Macroinvertebrate communities living in water bodies polluted with heavy metals are characterized by lower abundance and/or biomass [
69,
70]. Our findings confirm earlier reports that there is a clear causal relationship between metal concentrations and diversity of benthic communities. This applies especially to sensitive taxa (molluscs, crustaceans), as evidenced by our results (
Table 5).

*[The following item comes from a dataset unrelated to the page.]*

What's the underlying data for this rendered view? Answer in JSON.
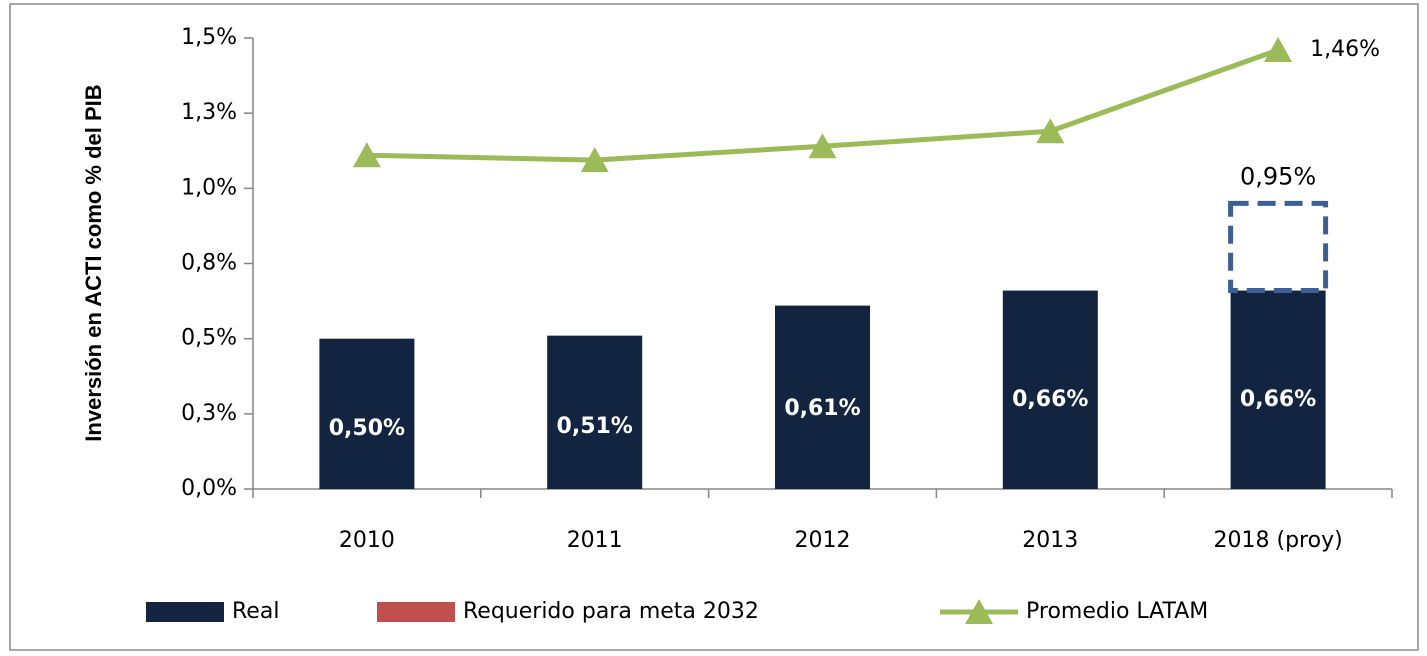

Sediments containing micronutrients (heavy metals) can inhibit or stimulate the growth of macroinvertebrate populations, but simultaneously the activity of invertebrates determines sediment properties [
71].
Our analyses indicate that in Lake Łebsko the major predictor responsible for the observed qualitative and quantitative structure of benthic communities is the hydrological connectivity and the associated intrusion of seawater. Our results (
Figure 4A) indicate that physicochemical variables of water, associated with the hydrological connection of the lake with the sea, best explained the multidimensional structure of macrofauna. It can be assumed that permanent seawater intrusion has a refreshing influence on the water body and increases the heterogeneity of habitats, which can be colonized by less abundant but more diverse benthic animal communities (
Table 6). Simultaneously, the western part (mostly affected by waters from the catchment area) provided favorable conditions for a high abundance of only two groups: oligochaetes and chironomid larvae. As a consequence, greater abundance and low biodiversity were observed in the western part, while low abundance and the highest diversity, in the eastern part. The combination of marine and terrestrial factors in the central part caused strong changes within the biotope, unfavorable for invertebrate development. This is reflected in the lowest values of density and α-diversity, as compared with other parts of the lake. This finding is consistent with [
6], who reported that intrusion of seawater into transitional lakes forces benthic fauna to adapt to new conditions, which lead to a decrease in animal abundance and diversity, in comparison with areas with stable conditions.